Of all the 38 National Assembly seats in the three Matabeleland provinces, MDC, which garnered 17, trailed behind by ZANU-PF, which won a total of 21 in last year’s plebiscite.
In all the by-elections held in Matabeleland since the 2018 polls, the MDC emerged losers.
In May this year, ZANU-PF ended its 19-year winless streak in Bulawayo council elections after winning the ward 28 (Cowdray Park) by-election.
The seat fell vacant in December last year following the death of MDC Alliance’s Hapson Nyasha Ncube.
ZANU-PF’s candidate Kidwell Mujuru polled 1 899 votes to romp to victory taking advantage of deep-seated factionalism in the opposition MDC camp which saw the party fielding two candidates Nomagugu Mloyi and Collet Ndlovu who got 1 229 and 221 votes, respectively.
In August the MDC lost to ZANU-PF in the Lupane East Constituency and two wards in Bubi and Nkayi districts in by-elections.
The MDC in September, lost to ZANU-PF again in the Mangwe by-election.
As if that was not enough, the party over the weekend suffered another defeat in the hands of ZANU-PF in two Tsholotsho Council by-elections.
MDC national spokesperson, Daniel Molokele this week attributed his party’s losses in the by-elections to lack of sound structures in rural areas.
“We don’t have structures in the area, no, not yet. In line with our recent congress resolution, we will be setting up polling station-based branches there soon,” Molokele was quoted as having said.
“Having been recently involved in the by-elections in Tsholotsho, Mangwe and Lupane East, I have learnt that there are a lot of complex issues that influence voting trends. The bottom line is these elections are not a popularity contest at all. There is a lot that still needs to be done to make our elections more about the electorate, especially in the rural areas. For now, it is all about systemic issues that clearly favour ZANU-PF.”

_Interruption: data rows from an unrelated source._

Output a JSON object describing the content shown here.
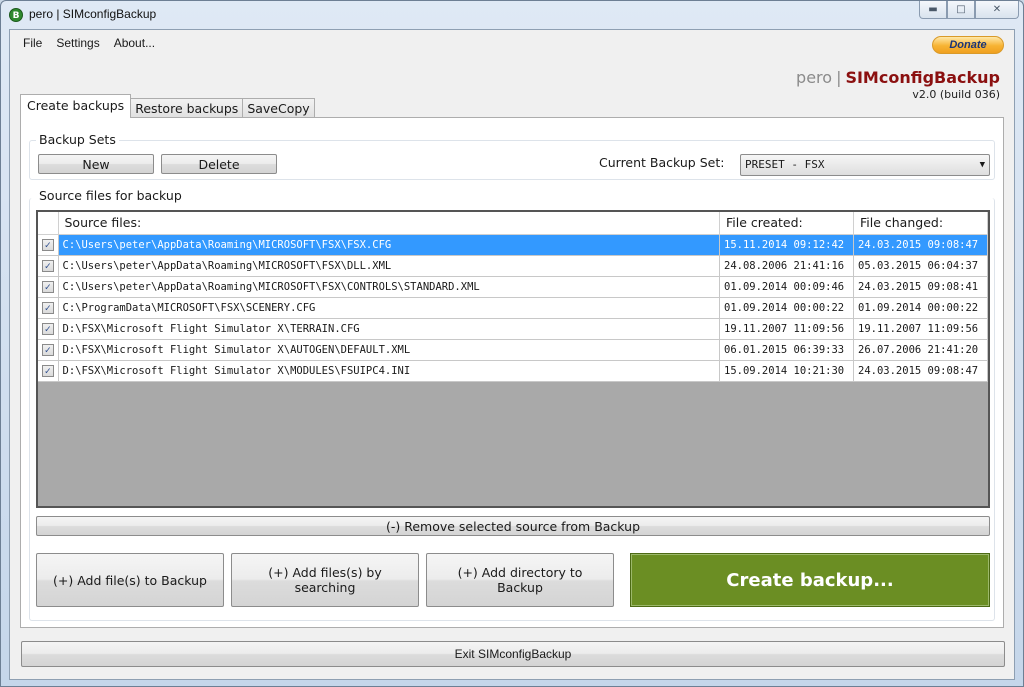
{
  "window": {
    "title": "pero | SIMconfigBackup",
    "controls": {
      "minimize": "minimize-icon",
      "maximize": "maximize-icon",
      "close": "close-icon"
    }
  },
  "menu": {
    "items": [
      "File",
      "Settings",
      "About..."
    ]
  },
  "donate_label": "Donate",
  "brand": {
    "prefix": "pero",
    "separator": "|",
    "name": "SIMconfigBackup",
    "version": "v2.0 (build 036)"
  },
  "tabs": [
    {
      "label": "Create backups",
      "active": true
    },
    {
      "label": "Restore backups",
      "active": false
    },
    {
      "label": "SaveCopy",
      "active": false
    }
  ],
  "backup_sets": {
    "label": "Backup Sets",
    "new_label": "New",
    "delete_label": "Delete",
    "current_label": "Current Backup Set:",
    "current_value": "PRESET - FSX"
  },
  "source_files": {
    "label": "Source files for backup",
    "columns": [
      "Source files:",
      "File created:",
      "File changed:"
    ],
    "rows": [
      {
        "checked": true,
        "selected": true,
        "path": "C:\\Users\\peter\\AppData\\Roaming\\MICROSOFT\\FSX\\FSX.CFG",
        "created": "15.11.2014 09:12:42",
        "changed": "24.03.2015 09:08:47"
      },
      {
        "checked": true,
        "selected": false,
        "path": "C:\\Users\\peter\\AppData\\Roaming\\MICROSOFT\\FSX\\DLL.XML",
        "created": "24.08.2006 21:41:16",
        "changed": "05.03.2015 06:04:37"
      },
      {
        "checked": true,
        "selected": false,
        "path": "C:\\Users\\peter\\AppData\\Roaming\\MICROSOFT\\FSX\\CONTROLS\\STANDARD.XML",
        "created": "01.09.2014 00:09:46",
        "changed": "24.03.2015 09:08:41"
      },
      {
        "checked": true,
        "selected": false,
        "path": "C:\\ProgramData\\MICROSOFT\\FSX\\SCENERY.CFG",
        "created": "01.09.2014 00:00:22",
        "changed": "01.09.2014 00:00:22"
      },
      {
        "checked": true,
        "selected": false,
        "path": "D:\\FSX\\Microsoft Flight Simulator X\\TERRAIN.CFG",
        "created": "19.11.2007 11:09:56",
        "changed": "19.11.2007 11:09:56"
      },
      {
        "checked": true,
        "selected": false,
        "path": "D:\\FSX\\Microsoft Flight Simulator X\\AUTOGEN\\DEFAULT.XML",
        "created": "06.01.2015 06:39:33",
        "changed": "26.07.2006 21:41:20"
      },
      {
        "checked": true,
        "selected": false,
        "path": "D:\\FSX\\Microsoft Flight Simulator X\\MODULES\\FSUIPC4.INI",
        "created": "15.09.2014 10:21:30",
        "changed": "24.03.2015 09:08:47"
      }
    ],
    "remove_label": "(-) Remove selected source from Backup"
  },
  "actions": {
    "add_files": "(+) Add file(s) to Backup",
    "add_search": "(+) Add files(s) by searching",
    "add_directory": "(+) Add directory to Backup",
    "create_backup": "Create backup..."
  },
  "exit_label": "Exit SIMconfigBackup",
  "colors": {
    "selection": "#3399ff",
    "create_button": "#6b8e23",
    "brand_name": "#8b1010",
    "donate": "#f7b333"
  }
}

Mbuso Fuzwayo, a social commentator, told CITE the MDC top leadership was to blame for the losses.
“MDC does not actively take by-elections serious especially their top leadership,” said Fuzwayo.

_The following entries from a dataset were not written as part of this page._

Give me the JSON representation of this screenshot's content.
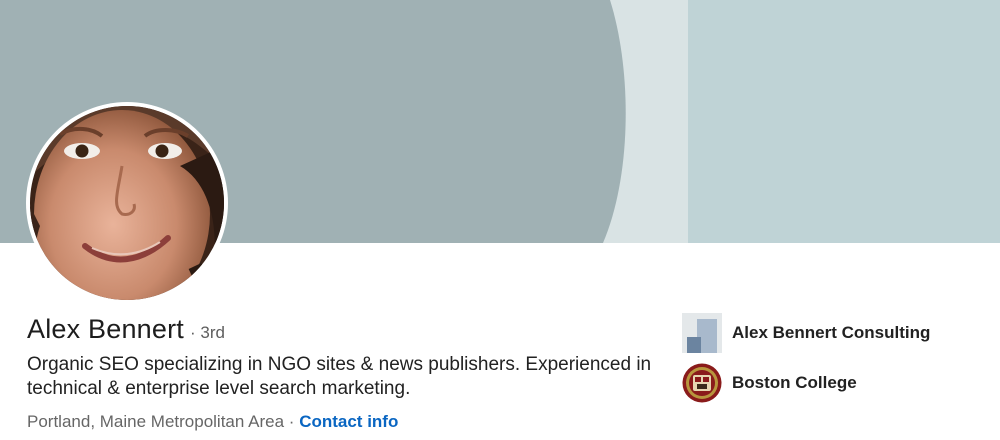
{
  "profile": {
    "name": "Alex Bennert",
    "degree": "3rd",
    "separator": "·",
    "headline": "Organic SEO specializing in NGO sites & news publishers. Experienced in technical & enterprise level search marketing.",
    "location": "Portland, Maine Metropolitan Area",
    "contact_label": "Contact info"
  },
  "sidebar": {
    "items": [
      {
        "label": "Alex Bennert Consulting",
        "icon": "company-logo-icon"
      },
      {
        "label": "Boston College",
        "icon": "boston-college-seal-icon"
      }
    ]
  },
  "colors": {
    "banner_dark": "#a0b1b4",
    "banner_light": "#bfd3d6",
    "banner_pale": "#d9e3e4",
    "link": "#0a66c2"
  }
}
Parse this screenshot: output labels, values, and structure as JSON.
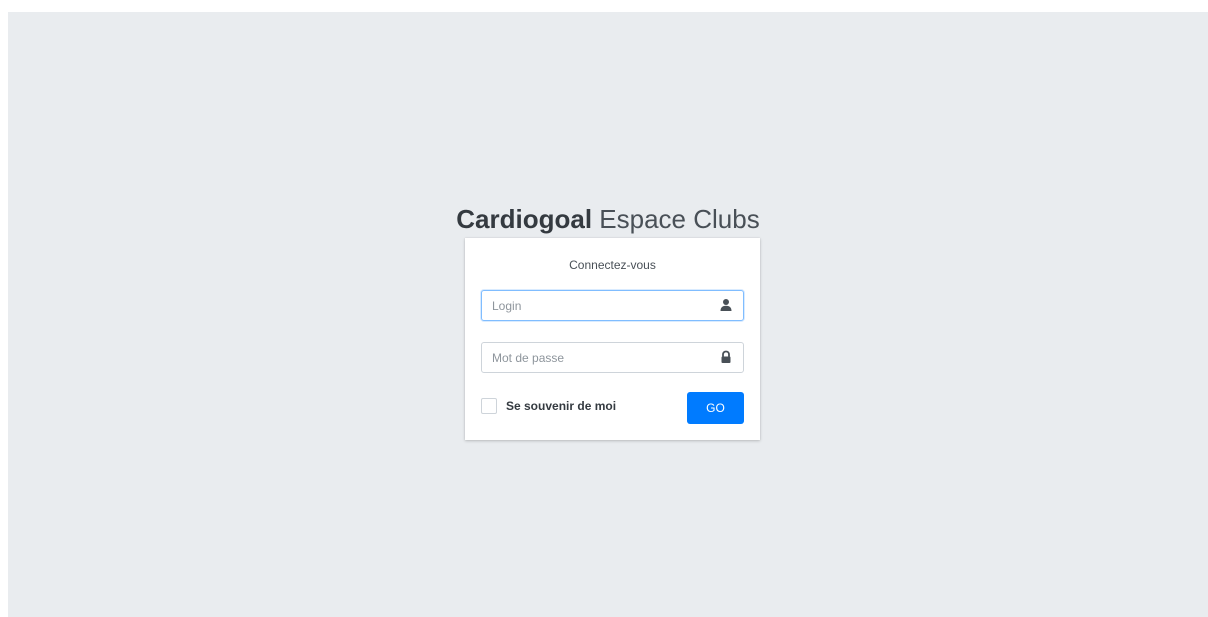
{
  "brand": {
    "name_strong": "Cardiogoal",
    "name_light": "Espace Clubs"
  },
  "login_card": {
    "title": "Connectez-vous",
    "login_field": {
      "placeholder": "Login",
      "value": "",
      "icon": "user-icon"
    },
    "password_field": {
      "placeholder": "Mot de passe",
      "value": "",
      "icon": "lock-icon"
    },
    "remember_me": {
      "label": "Se souvenir de moi",
      "checked": false
    },
    "submit_label": "GO"
  },
  "colors": {
    "background": "#e9ecef",
    "primary": "#007bff",
    "focus_border": "#80bdff"
  }
}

He said should the party up its game; there were still chances of regaining lost ground in future polls.
“Chances of it (MDC) recovering are there, but they must be prepared to walk the talk, be an alternative to ZANU-PF rather than a competitor to ZANU-PF on corruption and marginalisation of Matabeleland. They must be seen fighting to protect Matabeleland.”
Thabani Ncube, another social commentator, said: “MDC people do not campaign in rural areas and as a result they are not known. Their leaders only pitch up when there is an election.”